La baisse des faillites dans le secteur de l'hôtellerie avant le budget masque les difficultés persistantes


De nouvelles données gouvernementales indiquent un léger répit pour le secteur de l'hôtellerie, les faillites dans l'hébergement et la restauration ayant chuté de 16 % en glissement mensuel en août 202.

Selon les statistiques sur l'insolvabilité des entreprises publiées le 18 octobre, les faillites ont diminué de 29 % par rapport au même mois de 2023. Cette année-là, 380 entreprises ont cessé leurs activités en août en raison de difficultés financières.

Néanmoins, les faillites dans le secteur ont augmenté de 9 % sur l’année jusqu’en août 2024 (de 3 419 sur 12 mois jusqu’en août 2023 à 3 712 sur 12 mois jusqu’en août 2024).

Le secteur hôtelier, en difficulté, a été confronté à une véritable tempête d’inflation élevée et de pénurie chronique de personnel au cours des deux dernières années, alors qu’il était encore en train de se remettre de la pandémie.

Entre-temps, 170 PDG ont envoyé une lettre ouverte à la chancelière, demandant que le gouvernement « fixe les tarifs des entreprises et empêche que les factures des grandes rues du pays ne quadruplent ».

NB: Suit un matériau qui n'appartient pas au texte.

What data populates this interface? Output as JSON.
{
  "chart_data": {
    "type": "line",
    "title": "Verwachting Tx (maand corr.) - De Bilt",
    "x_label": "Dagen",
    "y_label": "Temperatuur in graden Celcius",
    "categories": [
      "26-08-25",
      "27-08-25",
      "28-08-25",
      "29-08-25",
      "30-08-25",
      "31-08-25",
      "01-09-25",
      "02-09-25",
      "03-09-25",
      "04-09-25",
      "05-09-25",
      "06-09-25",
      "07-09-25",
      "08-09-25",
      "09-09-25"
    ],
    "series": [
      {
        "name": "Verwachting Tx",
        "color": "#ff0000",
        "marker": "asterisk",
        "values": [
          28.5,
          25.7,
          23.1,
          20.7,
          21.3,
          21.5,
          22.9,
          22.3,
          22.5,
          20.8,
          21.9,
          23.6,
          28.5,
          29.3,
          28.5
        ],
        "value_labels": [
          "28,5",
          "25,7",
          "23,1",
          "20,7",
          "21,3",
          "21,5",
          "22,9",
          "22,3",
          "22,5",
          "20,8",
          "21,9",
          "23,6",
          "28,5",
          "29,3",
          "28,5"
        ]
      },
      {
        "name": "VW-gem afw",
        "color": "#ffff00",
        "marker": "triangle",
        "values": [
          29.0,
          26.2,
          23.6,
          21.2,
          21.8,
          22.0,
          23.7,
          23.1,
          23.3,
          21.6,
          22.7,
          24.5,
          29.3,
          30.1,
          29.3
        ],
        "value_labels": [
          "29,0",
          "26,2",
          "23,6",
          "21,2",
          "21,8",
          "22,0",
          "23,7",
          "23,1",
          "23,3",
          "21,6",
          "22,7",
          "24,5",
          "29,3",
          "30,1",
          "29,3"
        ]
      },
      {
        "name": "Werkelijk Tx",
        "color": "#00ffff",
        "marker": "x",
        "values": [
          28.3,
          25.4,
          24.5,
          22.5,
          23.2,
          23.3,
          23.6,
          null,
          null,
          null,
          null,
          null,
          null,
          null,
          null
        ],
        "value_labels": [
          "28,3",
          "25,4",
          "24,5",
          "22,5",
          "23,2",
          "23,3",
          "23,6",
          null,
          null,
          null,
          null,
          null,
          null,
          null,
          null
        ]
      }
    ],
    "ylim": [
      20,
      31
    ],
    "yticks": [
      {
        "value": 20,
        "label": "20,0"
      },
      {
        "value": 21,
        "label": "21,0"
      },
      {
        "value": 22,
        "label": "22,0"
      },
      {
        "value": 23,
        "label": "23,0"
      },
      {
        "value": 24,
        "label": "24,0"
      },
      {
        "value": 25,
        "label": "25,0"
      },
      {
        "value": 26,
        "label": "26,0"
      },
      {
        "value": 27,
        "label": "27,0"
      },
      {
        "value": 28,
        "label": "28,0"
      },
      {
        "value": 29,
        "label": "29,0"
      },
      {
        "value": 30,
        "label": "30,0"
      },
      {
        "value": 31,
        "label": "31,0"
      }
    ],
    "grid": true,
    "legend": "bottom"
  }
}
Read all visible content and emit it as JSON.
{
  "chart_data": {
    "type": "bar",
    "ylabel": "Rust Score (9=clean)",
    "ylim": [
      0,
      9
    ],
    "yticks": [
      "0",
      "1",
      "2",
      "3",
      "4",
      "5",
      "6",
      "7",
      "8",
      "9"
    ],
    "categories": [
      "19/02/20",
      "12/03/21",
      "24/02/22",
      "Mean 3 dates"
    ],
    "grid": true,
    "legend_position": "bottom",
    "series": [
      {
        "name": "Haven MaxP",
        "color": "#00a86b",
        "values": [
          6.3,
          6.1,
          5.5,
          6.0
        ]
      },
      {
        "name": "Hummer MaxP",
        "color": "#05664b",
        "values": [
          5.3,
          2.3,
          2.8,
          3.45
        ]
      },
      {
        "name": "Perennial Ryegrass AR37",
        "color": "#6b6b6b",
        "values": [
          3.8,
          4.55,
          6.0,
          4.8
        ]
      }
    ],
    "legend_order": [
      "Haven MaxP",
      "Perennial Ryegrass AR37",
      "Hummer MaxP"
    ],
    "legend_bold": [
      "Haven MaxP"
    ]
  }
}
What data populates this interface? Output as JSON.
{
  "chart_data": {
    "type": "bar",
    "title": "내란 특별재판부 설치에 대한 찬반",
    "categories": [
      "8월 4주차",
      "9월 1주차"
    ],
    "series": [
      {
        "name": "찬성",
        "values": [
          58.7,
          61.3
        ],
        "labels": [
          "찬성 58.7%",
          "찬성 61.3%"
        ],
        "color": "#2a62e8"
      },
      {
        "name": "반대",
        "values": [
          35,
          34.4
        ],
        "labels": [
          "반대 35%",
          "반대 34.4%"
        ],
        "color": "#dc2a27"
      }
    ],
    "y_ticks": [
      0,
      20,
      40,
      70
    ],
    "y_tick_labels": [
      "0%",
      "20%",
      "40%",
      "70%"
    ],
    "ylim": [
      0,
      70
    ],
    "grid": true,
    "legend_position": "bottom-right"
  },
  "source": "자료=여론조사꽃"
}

Saxon Moseley, associé et responsable des loisirs et de l'hôtellerie au sein du cabinet leader d'audit, de fiscalité et de conseil RSM UK, a commenté : « La diminution mensuelle des insolvabilités sera une bonne nouvelle pour le secteur. Les entreprises hôtelières ont connu une croissance lente mais régulière de leurs revenus au cours de l'été, tandis que les postes vacants, les coûts de restauration et l'inflation des services ont tous diminué ces derniers mois, ce qui laisse présager un apaisement des pressions sur les marges qui ont mis les opérateurs sous pression.

«Cependant, dès ce mois-ci, les entreprises ont dû prendre en compte la nouvelle législation sur les pourboires et se familiariser avec les changements proposés aux pratiques de travail dans le cadre du projet de loi sur les droits en matière d'emploi. Des inquiétudes grandissent quant à l'impact du budget sur la confiance des consommateurs et sur le coût de l'emploi du personnel, ce qui pourrait avoir un impact négatif sur le secteur. En tant qu’industrie qui emploie un grand nombre de personnes, tout changement lié à l’emploi risque d’avoir un impact disproportionné sur le secteur.